Elizanilde conta que o suporte da professora foi fundamental para que a produção obtivesse êxito e levasse o primeiro lugar na categoria poesia.
“A professora explicou para gente falar sobre o bairro em que a gente morava. Daí a gente começou a iniciar um trabalho baseado no meu dia a dia, que eu tenho. A professora Renata me ajudou muito, desde o começo até o final, como nas rimas, nas palavras e sempre eu perguntava a ela tudo o que eu precisava saber para melhorar o poema. E esse processo foi fazendo com que o texto melhorasse cada vez mais, até chegar a esse resultado”, ressalta
A aluna revela que foi uma sensação única e inesquecível ao receber, da professora, a notícia do resultado. “Eu fiquei paralisada quando recebi a notícia da professora. Foi uma satisfação tão grande, porque eu nunca nem pensei em ganhar. Mas agora eu quero ganhar mais vezes, para trazer esse mérito à minha escola”, expressa Elizanilde, com os olhos marejados.
A mesma sensação foi vivida pela vencedora do gênero Crônica. A dona de casa Francerly de Almeida tem 33 anos, é natural de Morada Nova e expõe que foi um desafio participar deste concurso, depois de muito tempo afastada da sala de aula.
“Quando a professora fez o anúncio deste concurso, a gente foi meio pega de surpresa.
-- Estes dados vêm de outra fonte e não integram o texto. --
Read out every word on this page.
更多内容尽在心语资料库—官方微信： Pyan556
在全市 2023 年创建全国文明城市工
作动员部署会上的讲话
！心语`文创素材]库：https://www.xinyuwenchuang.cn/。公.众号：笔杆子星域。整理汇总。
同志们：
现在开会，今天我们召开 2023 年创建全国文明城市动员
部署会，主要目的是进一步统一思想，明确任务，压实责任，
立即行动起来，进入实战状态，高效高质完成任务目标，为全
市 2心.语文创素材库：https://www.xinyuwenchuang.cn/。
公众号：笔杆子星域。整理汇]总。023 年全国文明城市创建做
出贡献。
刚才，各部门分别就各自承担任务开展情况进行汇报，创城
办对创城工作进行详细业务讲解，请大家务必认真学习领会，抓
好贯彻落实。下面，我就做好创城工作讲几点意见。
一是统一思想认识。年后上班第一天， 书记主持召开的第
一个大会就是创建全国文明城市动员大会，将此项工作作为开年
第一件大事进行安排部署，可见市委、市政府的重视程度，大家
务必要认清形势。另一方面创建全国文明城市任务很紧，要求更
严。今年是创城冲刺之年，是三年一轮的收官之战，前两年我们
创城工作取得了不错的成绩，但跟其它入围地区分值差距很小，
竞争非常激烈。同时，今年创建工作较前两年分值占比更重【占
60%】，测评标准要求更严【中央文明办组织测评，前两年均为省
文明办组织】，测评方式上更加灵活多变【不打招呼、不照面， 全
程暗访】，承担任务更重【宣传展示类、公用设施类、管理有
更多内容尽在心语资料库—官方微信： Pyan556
Porém ela nos preparou. A princípio, eu quis desistir porque achei algo terrivelmente difícil pra mim, por muito tempo ter me afastado da escola, da escrita e da gramática. Mas teve todo um preparo durante o processo. Foi algo que, com a ajuda dela e de outros professores, nós conseguimos entregar”, apresenta.
O texto, segundo a Francerly, aborda uma história fictícia, criada em sala de aula, de um casal, onde o marido tinha um amigo que não era bem-vindo para a esposa, pelo fato do mesmo ser inconveniente no meio da relação. A trama concluiu-se com o afastamento do personagem amigo. Mas para a estudante, mesmo prazeroso, não foi fácil chegar ao resultado final. A ajuda das professoras se fez essencial nessa trajetória.
“Sempre quando eu tinha uma dúvida em relação a algum nome, história, vírgula, enfim, eu recebia ajuda das professoras, principalmente a professora Auricélia, que me preparou e orientou durante todo o processo”, enfatiza.
Francerly narra que a surpresa foi grande ao receber o resultado positivo. “Foi inimaginável e uma honra ter ganhado a primeira colocação neste concurso. Foi um desafio para mim, como aluna. Estou me sentindo privilegiada de trazer essa vitória pra nossa escola, juntamente com as professoras”, relata a aluna campeã.
“Esse concurso é muito includente, pois abrange todos os segmentos da educação do município, além de quebrar os preconceitos e mostrar que é possível o aluno ser escritor. E a escola, como agência principal de letramento, têm que trabalhar esse contato do aluno com a leitura e a escrita. E em termos de país, temos poucos escritores. E quando esse aluno aceita esse desafio de ir para o mundo da escrita, para nós é de suma importância, principalmente quando é um aluno EJA, os quais precisam de um cuidado, vínculo, pois são um público muito fácil de perdermos”, conclui a coordenadora Nilza, cheia de orgulho e entusiasmo.